04/07/24
How neurons develop in the brain is a remarkably complex feat, relying on coordinated changes in the expression levels of numerous genes. Many genes involved in neuronal differentiation are controlled in a switch-like manner, assuming, for example, an 'on' state in proliferating stem and progenitor cells and a fully 'off' state in mature neurons. The molecular mechanisms underlying such tight regulation of large groups of genes are not well understood.
Alternative splicing (AS) is an important gene regulation mechanism, well known for its role in expanding the diversity of proteins in the developing brain. Previous studies have additionally shown that AS can control gene expression levels by modulating the ratio between productively spliced messenger RNAs (mRNAs) encoding functional proteins and unproductively spliced RNAs, which are eliminated by the RNA quality control mechanism known as nonsense-mediated decay (NMD). Such scheduled production of AS transcripts vulnerable to NMD (AS-NMD) can occur through alternative exons whose inclusion in mature mRNA either stimulates or represses NMD. However, the extent to which these two regulation strategies, and AS-NMD in general, are used to control gene expression in developing neurons has remained an open question.

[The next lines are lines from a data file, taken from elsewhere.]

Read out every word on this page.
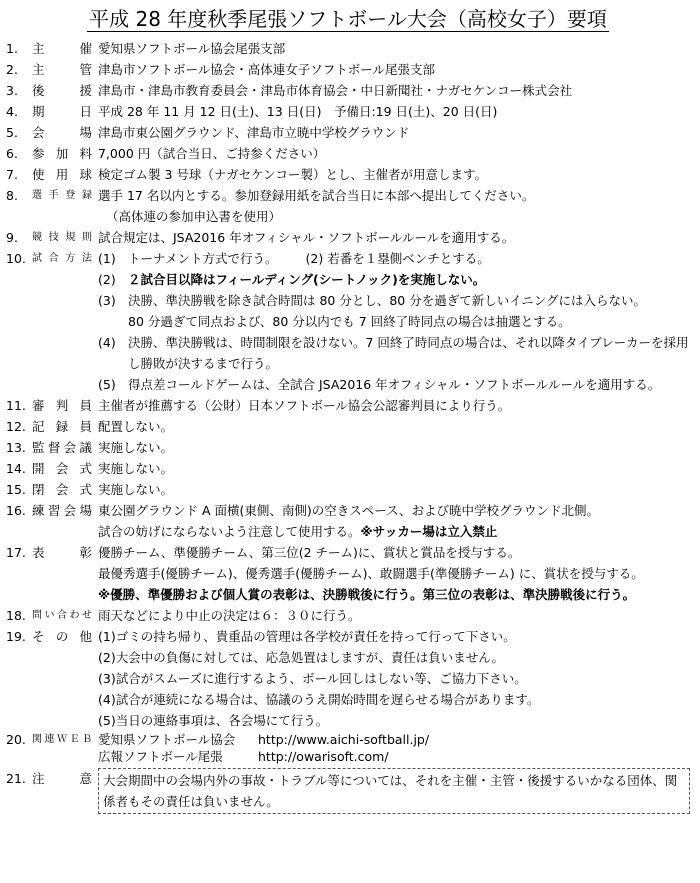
平成 28 年度秋季尾張ソフトボール大会（高校女子）要項
1.	主　　催 愛知県ソフトボール協会尾張支部
2.	主　　管 津島市ソフトボール協会・高体連女子ソフトボール尾張支部
3.	後　　援 津島市・津島市教育委員会・津島市体育協会・中日新聞社・ナガセケンコー株式会社
4.	期　　日 平成 28 年 11 月 12 日(土)、13 日(日)　予備日:19 日(土)、20 日(日)
5.	会　　場 津島市東公園グラウンド、津島市立暁中学校グラウンド
6.	参 加 料 7,000 円（試合当日、ご持参ください）
7.	使 用 球 検定ゴム製 3 号球（ナガセケンコー製）とし、主催者が用意します。
8.	選手登録 選手 17 名以内とする。参加登録用紙を試合当日に本部へ提出してください。
（高体連の参加申込書を使用）
9.	競技規則 試合規定は、JSA2016 年オフィシャル・ソフトボールルールを適用する。
10. 試合方法 (1) トーナメント方式で行う。 (2) 若番を１塁側ベンチとする。
(2) ２試合目以降はフィールディング(シートノック)を実施しない。
(3) 決勝、準決勝戦を除き試合時間は 80 分とし、80 分を過ぎて新しいイニングには入らない。
80 分過ぎて同点および、80 分以内でも 7 回終了時同点の場合は抽選とする。
(4) 決勝、準決勝戦は、時間制限を設けない。7 回終了時同点の場合は、それ以降タイブレーカーを採用し勝敗が決するまで行う。
(5) 得点差コールドゲームは、全試合 JSA2016 年オフィシャル・ソフトボールルールを適用する。
11. 審 判 員 主催者が推薦する（公財）日本ソフトボール協会公認審判員により行う。
12. 記 録 員 配置しない。
13. 監督会議 実施しない。
14. 開 会 式 実施しない。
15. 閉 会 式 実施しない。
16. 練習会場 東公園グラウンド A 面横(東側、南側)の空きスペース、および暁中学校グラウンド北側。
試合の妨げにならないよう注意して使用する。※サッカー場は立入禁止
17. 表　　彰 優勝チーム、準優勝チーム、第三位(2 チーム)に、賞状と賞品を授与する。
最優秀選手(優勝チーム)、優秀選手(優勝チーム)、敢闘選手(準優勝チーム) に、賞状を授与する。
※優勝、準優勝および個人賞の表彰は、決勝戦後に行う。第三位の表彰は、準決勝戦後に行う。
18. 問い合わせ 雨天などにより中止の決定は６：３０に行う。
19. そ の 他 (1)ゴミの持ち帰り、貴重品の管理は各学校が責任を持って行って下さい。
(2)大会中の負傷に対しては、応急処置はしますが、責任は負いません。
(3)試合がスムーズに進行するよう、ボール回しはしない等、ご協力下さい。
(4)試合が連続になる場合は、協議のうえ開始時間を遅らせる場合があります。
(5)当日の連絡事項は、各会場にて行う。
20. 関連ＷＥＢ 愛知県ソフトボール協会	http://www.aichi-softball.jp/
広報ソフトボール尾張	http://owarisoft.com/
21. 注　　意 大会期間中の会場内外の事故・トラブル等については、それを主催・主管・後援するいかなる団体、関係者もその責任は負いません。
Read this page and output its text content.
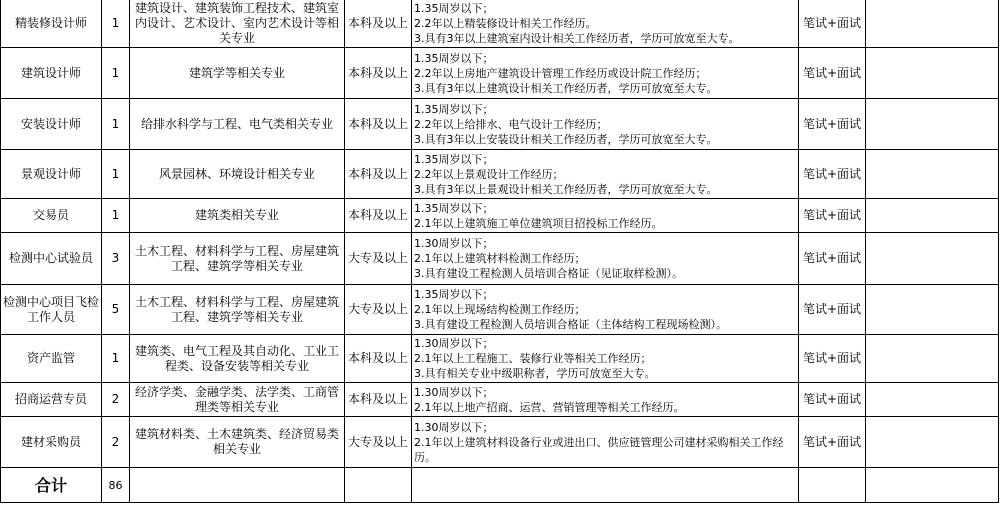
精装修设计师	1	建筑设计、建筑装饰工程技术、建筑室内设计、艺术设计、室内艺术设计等相关专业	本科及以上	1.35周岁以下；
2.2年以上精装修设计相关工作经历。
3.具有3年以上建筑室内设计相关工作经历者，学历可放宽至大专。	笔试+面试	
建筑设计师	1	建筑学等相关专业	本科及以上	1.35周岁以下；
2.2年以上房地产建筑设计管理工作经历或设计院工作经历；
3.具有3年以上建筑设计相关工作经历者，学历可放宽至大专。	笔试+面试	
安装设计师	1	给排水科学与工程、电气类相关专业	本科及以上	1.35周岁以下；
2.2年以上给排水、电气设计工作经历；
3.具有3年以上安装设计相关工作经历者，学历可放宽至大专。	笔试+面试	
景观设计师	1	风景园林、环境设计相关专业	本科及以上	1.35周岁以下；
2.2年以上景观设计工作经历；
3.具有3年以上景观设计相关工作经历者，学历可放宽至大专。	笔试+面试	
交易员	1	建筑类相关专业	本科及以上	1.35周岁以下；
2.1年以上建筑施工单位建筑项目招投标工作经历。	笔试+面试	
检测中心试验员	3	土木工程、材料科学与工程、房屋建筑工程、建筑学等相关专业	大专及以上	1.30周岁以下；
2.1年以上建筑材料检测工作经历；
3.具有建设工程检测人员培训合格证（见证取样检测）。	笔试+面试	
检测中心项目飞检工作人员	5	土木工程、材料科学与工程、房屋建筑工程、建筑学等相关专业	大专及以上	1.35周岁以下；
2.1年以上现场结构检测工作经历；
3.具有建设工程检测人员培训合格证（主体结构工程现场检测）。	笔试+面试	
资产监管	1	建筑类、电气工程及其自动化、工业工程类、设备安装等相关专业	本科及以上	1.30周岁以下；
2.1年以上工程施工、装修行业等相关工作经历；
3.具有相关专业中级职称者，学历可放宽至大专。	笔试+面试	
招商运营专员	2	经济学类、金融学类、法学类、工商管理类等相关专业	本科及以上	1.30周岁以下；
2.1年以上地产招商、运营、营销管理等相关工作经历。	笔试+面试	
建材采购员	2	建筑材料类、土木建筑类、经济贸易类相关专业	大专及以上	1.30周岁以下；
2.1年以上建筑材料设备行业或进出口、供应链管理公司建材采购相关工作经历。	笔试+面试	
合计	86					
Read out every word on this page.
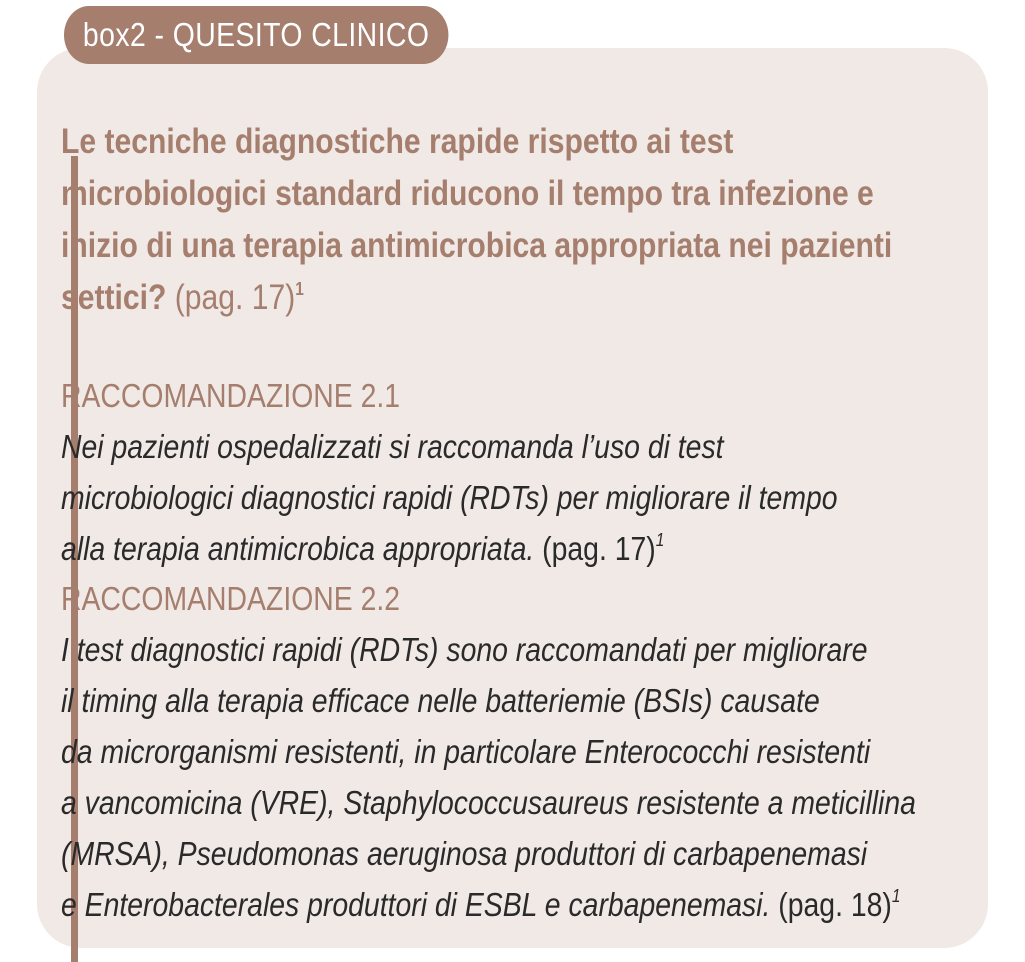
box2 - QUESITO CLINICO

Le tecniche diagnostiche rapide rispetto ai test
microbiologici standard riducono il tempo tra infezione e
inizio di una terapia antimicrobica appropriata nei pazienti
settici? (pag. 17)$^1$

RACCOMANDAZIONE 2.1

Nei pazienti ospedalizzati si raccomanda l’uso di test
microbiologici diagnostici rapidi (RDTs) per migliorare il tempo
alla terapia antimicrobica appropriata. (pag. 17)$^1$

RACCOMANDAZIONE 2.2

I test diagnostici rapidi (RDTs) sono raccomandati per migliorare
il timing alla terapia efficace nelle batteriemie (BSIs) causate
da microrganismi resistenti, in particolare Enterococchi resistenti
a vancomicina (VRE), Staphylococcusaureus resistente a meticillina
(MRSA), Pseudomonas aeruginosa produttori di carbapenemasi
e Enterobacterales produttori di ESBL e carbapenemasi. (pag. 18)$^1$
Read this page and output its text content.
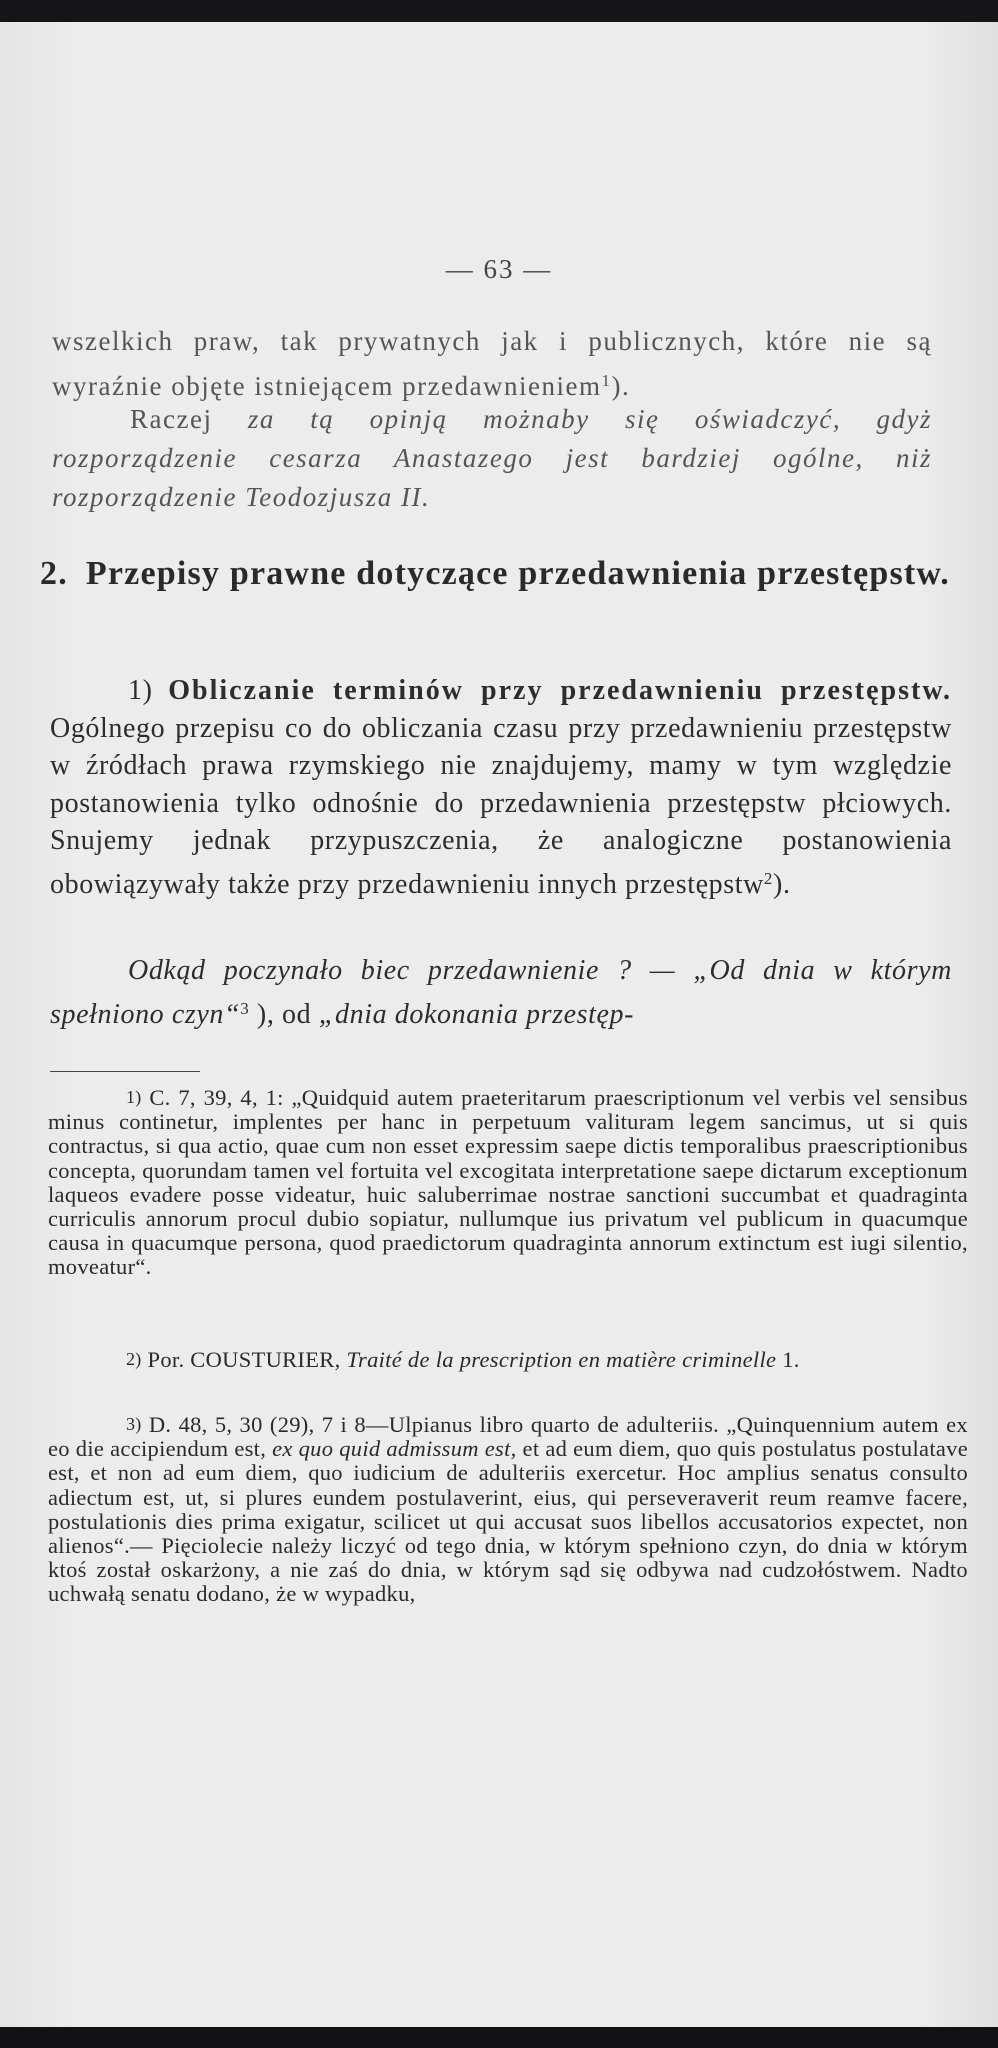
— 63 —
wszelkich praw, tak prywatnych jak i publicznych, które nie są wyraźnie objęte istniejącem przedawnieniem$^1$).
Raczej za tą opinją możnaby się oświadczyć, gdyż rozporządzenie cesarza Anastazego jest bardziej ogólne, niż rozporządzenie Teodozjusza II.
2. Przepisy prawne dotyczące przedawnienia przestępstw.
1) Obliczanie terminów przy przedawnieniu przestępstw. Ogólnego przepisu co do obliczania czasu przy przedawnieniu przestępstw w źródłach prawa rzymskiego nie znajdujemy, mamy w tym względzie postanowienia tylko odnośnie do przedawnienia przestępstw płciowych. Snujemy jednak przypuszczenia, że analogiczne postanowienia obowiązywały także przy przedawnieniu innych przestępstw$^2$).
Odkąd poczynało biec przedawnienie ? — „Od dnia w którym spełniono czyn“$^3$ ), od „dnia dokonania przestęp-
1) C. 7, 39, 4, 1: „Quidquid autem praeteritarum praescriptionum vel verbis vel sensibus minus continetur, implentes per hanc in perpetuum valituram legem sancimus, ut si quis contractus, si qua actio, quae cum non esset expressim saepe dictis temporalibus praescriptionibus concepta, quorundam tamen vel fortuita vel excogitata interpretatione saepe dictarum exceptionum laqueos evadere posse videatur, huic saluberrimae nostrae sanctioni succumbat et quadraginta curriculis annorum procul dubio sopiatur, nullumque ius privatum vel publicum in quacumque causa in quacumque persona, quod praedictorum quadraginta annorum extinctum est iugi silentio, moveatur“.
2) Por. COUSTURIER, Traité de la prescription en matière criminelle 1.
3) D. 48, 5, 30 (29), 7 i 8—Ulpianus libro quarto de adulteriis. „Quinquennium autem ex eo die accipiendum est, ex quo quid admissum est, et ad eum diem, quo quis postulatus postulatave est, et non ad eum diem, quo iudicium de adulteriis exercetur. Hoc amplius senatus consulto adiectum est, ut, si plures eundem postulaverint, eius, qui perseveraverit reum reamve facere, postulationis dies prima exigatur, scilicet ut qui accusat suos libellos accusatorios expectet, non alienos“.— Pięciolecie należy liczyć od tego dnia, w którym spełniono czyn, do dnia w którym ktoś został oskarżony, a nie zaś do dnia, w którym sąd się odbywa nad cudzołóstwem. Nadto uchwałą senatu dodano, że w wypadku,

A new study by CDN researchers Anna Zhuravskaya (first author) and Karen Yap from Eugene Makeyev’s lab, along with Fursham Hamid, published in Genome Biology, has explored this fascinating problem. The team first developed a computer program, factR2, which annotates custom transcriptomes and shortlists AS-NMD events with strong regulatory potential. The researchers then combined this bioinformatics tool with longitudinal RNA sequencing analyses of developing neurons and acute inhibition of the NMD pathway to systematically identify genes regulated by AS-NMD during neuronal differentiation. A particularly interesting finding reported by Zhuravskaya et al. is that many functionally related genes, which are strongly suppressed in developing neurons, encode NMD-stimulating alternative exons. Importantly, inactivation of these exons using a CRISPR-Cas9 genome editing approach compromises the ability of their 'host' genes to be efficiently switched off in neurons.
Overall, the study by Zhuravskaya et al. provides an accessible workflow to address the challenge of understanding the role of AS-NMD in various biological contexts and suggests that this mechanism has a profound impact on gene expression dynamics in the developing brain.